Il Bus 2

Su un bus affollato, due sessantenni si scambiano parole dolci da amanti.
"Non mi accompagnare sino in stazione, cara, allungheresti inutilmente la tua strada."
Un bacio sulla guancia.
Attaccati alle manopole malferme che pendono dai tubi corrimano, tra scossoni e spinte di chi si avvede in ritardo che è giunta la propria fermata, stanno lì, sorridenti e teneri come due sedicenni.
Lui è un pizzico basso ma robusto e con un importante naso, ben vestito in grigio chiaro i pantaloni e la giacca con una tonalità un poco più scura dello stesso colore; lei, forse non conscia di questa pazza primavera e di questa giornata decisamente fredda e piovosa, veste una camicetta verde smeraldo, con piccole balze e delicatissimi disegni di piccoli fiori rossi, aperta sul davanti a mostrare un seno ancora tonico e per nulla modesto; il pudore le deve aver consigliato comunque di coprirsi un poco, così, dal collo, pendono tre o quattro collane di colori tutti tendenti al verde smeraldo, giusto per intonarsi alla camicetta; un giacchino in lanetta, anch’esso scollato, completa il tutto.
L’uomo, spinto forse da qualche altro frettoloso passeggero, si ritrova distante da lei, in prossimità della porta d’uscita.
Un bacio mandato con la mano.
"Quante fermate hai ancora, amore?"
"Non so di preciso, arrivo in cima a via Roma e dopo la galleria scendo e cambio."
Il vociare dei passeggeri quasi copre le loro parole, costringendoli ad alzare il tono della voce; si direbbe che tutto il resto del bus abbia in fastidio questi due teneri sessantenni, costringendoli a volgarizzare la loro conversazione, quasi a urlarla.

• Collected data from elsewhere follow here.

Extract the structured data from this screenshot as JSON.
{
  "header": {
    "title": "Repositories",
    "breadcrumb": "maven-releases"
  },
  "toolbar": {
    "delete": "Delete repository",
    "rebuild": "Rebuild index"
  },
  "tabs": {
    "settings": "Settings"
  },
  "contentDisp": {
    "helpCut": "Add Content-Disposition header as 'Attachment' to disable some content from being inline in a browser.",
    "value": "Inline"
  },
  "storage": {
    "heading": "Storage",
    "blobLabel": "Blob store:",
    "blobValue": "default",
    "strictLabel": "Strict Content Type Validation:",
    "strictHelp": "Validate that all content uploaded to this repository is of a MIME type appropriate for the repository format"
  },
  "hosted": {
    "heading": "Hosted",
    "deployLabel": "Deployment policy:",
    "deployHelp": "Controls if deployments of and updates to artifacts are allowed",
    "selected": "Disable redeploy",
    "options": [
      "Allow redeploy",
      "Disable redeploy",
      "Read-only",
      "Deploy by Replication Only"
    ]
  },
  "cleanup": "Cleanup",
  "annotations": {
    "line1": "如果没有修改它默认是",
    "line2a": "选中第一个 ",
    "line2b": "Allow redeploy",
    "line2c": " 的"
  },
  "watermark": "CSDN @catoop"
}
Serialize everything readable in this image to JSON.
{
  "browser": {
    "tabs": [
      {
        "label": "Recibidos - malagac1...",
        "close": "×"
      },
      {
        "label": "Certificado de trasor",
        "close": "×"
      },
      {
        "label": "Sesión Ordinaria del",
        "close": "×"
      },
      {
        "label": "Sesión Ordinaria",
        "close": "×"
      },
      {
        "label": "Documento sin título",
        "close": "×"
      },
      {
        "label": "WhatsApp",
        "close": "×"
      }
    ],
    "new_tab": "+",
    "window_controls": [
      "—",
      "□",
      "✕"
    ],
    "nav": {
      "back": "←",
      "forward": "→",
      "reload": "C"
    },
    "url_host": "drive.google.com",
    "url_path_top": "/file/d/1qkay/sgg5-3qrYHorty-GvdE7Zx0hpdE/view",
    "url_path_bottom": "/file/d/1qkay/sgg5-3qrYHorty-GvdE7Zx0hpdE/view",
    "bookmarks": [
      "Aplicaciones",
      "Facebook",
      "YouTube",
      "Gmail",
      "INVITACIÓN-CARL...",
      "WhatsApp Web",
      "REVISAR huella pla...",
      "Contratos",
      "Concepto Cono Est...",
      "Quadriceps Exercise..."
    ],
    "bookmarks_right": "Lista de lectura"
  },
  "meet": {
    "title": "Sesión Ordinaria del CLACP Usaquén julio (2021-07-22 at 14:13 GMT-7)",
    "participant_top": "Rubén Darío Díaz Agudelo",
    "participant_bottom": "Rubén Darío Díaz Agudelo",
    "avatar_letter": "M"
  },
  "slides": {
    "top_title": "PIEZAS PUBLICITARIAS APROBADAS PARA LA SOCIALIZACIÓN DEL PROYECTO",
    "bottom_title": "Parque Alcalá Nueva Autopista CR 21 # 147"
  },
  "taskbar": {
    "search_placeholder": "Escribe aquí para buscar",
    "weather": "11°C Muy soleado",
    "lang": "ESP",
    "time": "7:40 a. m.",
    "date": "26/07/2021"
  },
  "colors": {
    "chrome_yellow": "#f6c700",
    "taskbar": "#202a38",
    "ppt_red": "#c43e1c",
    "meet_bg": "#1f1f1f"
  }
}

Un attimo di silenzio, beffardo silenzio della folla, coglie una frase di lei.
"Sono stata bene con te, torna presto, amore."
Arrossisce vistosamente; lui per consolarla, per attirare su di sé l’attenzione di quel pubblico non pagante, le manda un sonoro bacio facendolo schioccare nella mano aperta e porgendola nella sua direzione.
La donna, ancora intimidita, risponde con un piccolo bacio lasciato in punta di labbra sul polpastrello dell’indice.
"Appena arrivo a Milano, ti chiamo; rimani serena, amore."
Sedici metri di autobus, ribollente di persone bagnate di pioggia; ogni fermata è un susseguirsi di acrobazie per agguantare un maniglione e riuscire così a non dare o prendere troppi colpi.
È quasi impossibile calcolare quante vite ci sono lì dentro; quanti, essendo mezzogiorno, hanno già lavorato metà del dovuto e quanti altri, invece, hanno accudito figli o parenti a casa magari per andare a fare i turni pomeridiani; quante vite stanno scorrendo in quel momento sul bus?
Quanti, come i due sessantenni, hanno appena trascorso una mattinata colma di intimità e di tenerezze?
Le vite si incrociano senza conoscersi nemmeno, sui bus; miliardi di pensieri in quelle scatole viaggianti di lamiera, tanti che quasi fanno rumore.
È quasi impossibile non notare i comportamenti di chi ci sta intorno, appiccicati come si è, diventa difficile farsi i fatti propri, come prudenza ed educazione consiglierebbero; quando, poi, si assiste a qualche effusione amorosa, a un qualcosa che non sia il solito mugugno contro i governanti, il prezzo delle acciughe, le bollette della luce o quei maleducati di giovani che non lasciano mai il posto a sedere, sembra che la mente delle persone s’inceppi; la tenerezza di una coppietta, i loro baci, le loro parole gentili, escono dal canovaccio, stravolgono l’abitudine, come attori ribelli che iniziano a recitare a soggetto nel bel mezzo di una rappresentazione, creano uno scompiglio che ha qualcosa di sottilmente anarchico, un gusto particolare, un buon profumo di lavanda sparso nell’umida gabbia viaggiante.
È arrivata la fermata fatidica, l’uomo deve scendere, si volta verso la donna e sillaba un "Ti amo"; io rimango lì coi miei pensieri, sui miei guai di giornata, ma con un piccolo sorriso dentro, grazie a questi due sessantenni che si amano.